Effects In Credit Score 

If you have a recorded history of neglecting to pay your bills on time, you will be marked with a low credit score. In New York, the average credit score is 692. If you are anywhere under the 580 mark, you already have a low credit rating, and it may be more difficult for you to get approval for a home or car loan. You may also have a hard time getting a credit card approval, and having a bad credit score can tag you as a risky borrower. Because of this, lenders and creditors can charge you with higher interest rates, which means you have to pay more than those with good credit ratings. However, settling all your outstanding balances can improve your credit score. It is possible to get a credit card application approved by proving you have a stable employment status to demonstrate that you are capable of paying your debts. In addition, opening up a savings account will encourage credit card providers to approve your application. They will be assured that you can pay your dues because you can save up a portion from your paycheck. 

Effects On Health

Aside from lowering your credit score, debt can also affect your health. Those who are deep in debt may experience low self-esteem, especially if they are constantly being reminded by their lenders to pay up. Others may be affected by stress or depression, which can have serious health consequences, and can send people into a further spiral of debt and mental ill-health.

Effects On The Community

A previous report from the Congressional Budget Office revealed that the increasing debt levels may reduce a person’s projected annual income by around $2,000 to $6,000 by 2040. The government can offer lower interest rates to save the people from paying more to private creditors. However, the country will end up with slow economic growth if this is implemented.

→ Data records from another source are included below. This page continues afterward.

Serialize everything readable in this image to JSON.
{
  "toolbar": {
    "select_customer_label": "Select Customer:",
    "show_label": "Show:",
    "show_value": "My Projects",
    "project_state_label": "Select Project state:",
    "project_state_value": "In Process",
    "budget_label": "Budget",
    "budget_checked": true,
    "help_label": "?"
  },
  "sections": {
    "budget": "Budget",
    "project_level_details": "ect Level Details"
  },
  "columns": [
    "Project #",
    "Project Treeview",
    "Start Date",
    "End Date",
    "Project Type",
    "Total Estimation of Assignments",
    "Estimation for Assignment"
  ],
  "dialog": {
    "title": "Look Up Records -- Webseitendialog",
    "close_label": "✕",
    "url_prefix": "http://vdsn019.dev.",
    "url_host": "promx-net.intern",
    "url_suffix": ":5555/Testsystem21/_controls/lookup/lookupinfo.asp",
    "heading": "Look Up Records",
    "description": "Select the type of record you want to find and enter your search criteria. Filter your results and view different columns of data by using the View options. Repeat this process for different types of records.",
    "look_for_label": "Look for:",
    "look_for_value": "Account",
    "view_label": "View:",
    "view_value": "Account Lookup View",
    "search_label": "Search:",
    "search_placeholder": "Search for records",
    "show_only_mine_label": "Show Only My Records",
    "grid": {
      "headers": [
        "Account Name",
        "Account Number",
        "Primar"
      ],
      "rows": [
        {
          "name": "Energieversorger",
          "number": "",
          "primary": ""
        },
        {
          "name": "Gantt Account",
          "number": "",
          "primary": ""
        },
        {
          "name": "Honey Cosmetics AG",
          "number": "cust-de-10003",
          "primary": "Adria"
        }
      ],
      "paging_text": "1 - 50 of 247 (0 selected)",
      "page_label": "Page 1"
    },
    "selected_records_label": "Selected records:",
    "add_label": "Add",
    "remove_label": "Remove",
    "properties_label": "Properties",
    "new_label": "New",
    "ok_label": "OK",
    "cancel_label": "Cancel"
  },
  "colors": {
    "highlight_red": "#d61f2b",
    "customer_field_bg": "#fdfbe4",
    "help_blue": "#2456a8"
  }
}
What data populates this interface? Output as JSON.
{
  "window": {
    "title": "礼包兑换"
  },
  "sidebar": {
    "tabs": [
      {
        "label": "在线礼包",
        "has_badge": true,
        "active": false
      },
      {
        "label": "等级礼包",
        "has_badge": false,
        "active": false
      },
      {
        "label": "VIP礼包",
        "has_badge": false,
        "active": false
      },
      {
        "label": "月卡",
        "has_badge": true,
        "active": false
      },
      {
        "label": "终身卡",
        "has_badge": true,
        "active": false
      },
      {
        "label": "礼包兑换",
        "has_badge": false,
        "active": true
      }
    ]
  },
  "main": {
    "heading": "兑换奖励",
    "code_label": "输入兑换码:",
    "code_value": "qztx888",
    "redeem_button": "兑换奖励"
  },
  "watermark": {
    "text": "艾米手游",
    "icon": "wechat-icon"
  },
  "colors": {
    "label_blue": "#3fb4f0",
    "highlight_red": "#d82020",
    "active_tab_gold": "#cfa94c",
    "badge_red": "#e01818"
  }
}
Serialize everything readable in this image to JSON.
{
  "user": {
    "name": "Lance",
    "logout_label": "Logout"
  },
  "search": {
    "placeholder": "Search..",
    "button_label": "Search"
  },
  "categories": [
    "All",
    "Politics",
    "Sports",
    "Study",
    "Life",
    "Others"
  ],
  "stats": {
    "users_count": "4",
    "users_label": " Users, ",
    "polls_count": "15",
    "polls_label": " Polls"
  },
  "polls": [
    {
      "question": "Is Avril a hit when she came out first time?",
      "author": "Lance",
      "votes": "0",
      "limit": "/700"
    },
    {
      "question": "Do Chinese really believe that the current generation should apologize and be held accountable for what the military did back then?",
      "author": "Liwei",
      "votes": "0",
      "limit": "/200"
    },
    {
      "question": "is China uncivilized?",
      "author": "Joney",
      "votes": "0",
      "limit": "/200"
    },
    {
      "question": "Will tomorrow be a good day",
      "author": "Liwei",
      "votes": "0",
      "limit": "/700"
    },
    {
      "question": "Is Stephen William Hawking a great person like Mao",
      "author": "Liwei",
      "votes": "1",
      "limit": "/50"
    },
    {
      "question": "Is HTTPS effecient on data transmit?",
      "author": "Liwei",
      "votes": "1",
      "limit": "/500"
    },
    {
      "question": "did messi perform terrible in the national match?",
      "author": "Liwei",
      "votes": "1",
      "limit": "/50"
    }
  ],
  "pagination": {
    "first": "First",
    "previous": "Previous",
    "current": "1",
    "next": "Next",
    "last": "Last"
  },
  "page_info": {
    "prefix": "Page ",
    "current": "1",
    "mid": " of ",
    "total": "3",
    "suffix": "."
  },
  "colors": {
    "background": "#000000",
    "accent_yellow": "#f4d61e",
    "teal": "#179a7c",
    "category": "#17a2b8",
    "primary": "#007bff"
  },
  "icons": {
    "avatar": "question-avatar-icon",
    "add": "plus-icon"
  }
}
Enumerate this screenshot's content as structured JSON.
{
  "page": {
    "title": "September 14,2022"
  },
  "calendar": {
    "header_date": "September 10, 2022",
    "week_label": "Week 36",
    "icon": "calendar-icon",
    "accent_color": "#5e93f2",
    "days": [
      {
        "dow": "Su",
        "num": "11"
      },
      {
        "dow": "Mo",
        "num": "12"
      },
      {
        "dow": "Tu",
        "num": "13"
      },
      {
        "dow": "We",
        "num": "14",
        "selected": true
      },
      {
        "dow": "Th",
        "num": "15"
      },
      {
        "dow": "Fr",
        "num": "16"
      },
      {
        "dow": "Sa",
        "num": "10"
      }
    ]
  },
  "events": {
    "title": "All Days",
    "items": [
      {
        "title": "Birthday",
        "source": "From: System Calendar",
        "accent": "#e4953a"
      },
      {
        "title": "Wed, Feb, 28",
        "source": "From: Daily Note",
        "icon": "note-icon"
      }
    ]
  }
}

On the other hand, debt can also have a positive effect on the community. Most Americans are borrowing money to buy a home or to go to college or university for higher education. This is good news for the country’s economic mobility. It means that more real estate properties will be sold, and more people have access to better employment options. 

Incurring debt can have significant consequences, both for an individual, and for the wider community. To reduce the negative effects of debt in your life, take care to pay all your dues diligently. Aim to learn how to manage your finances properly so you do not need to borrow more money to pay for your outstanding balances, and put a stop on the loan cycle.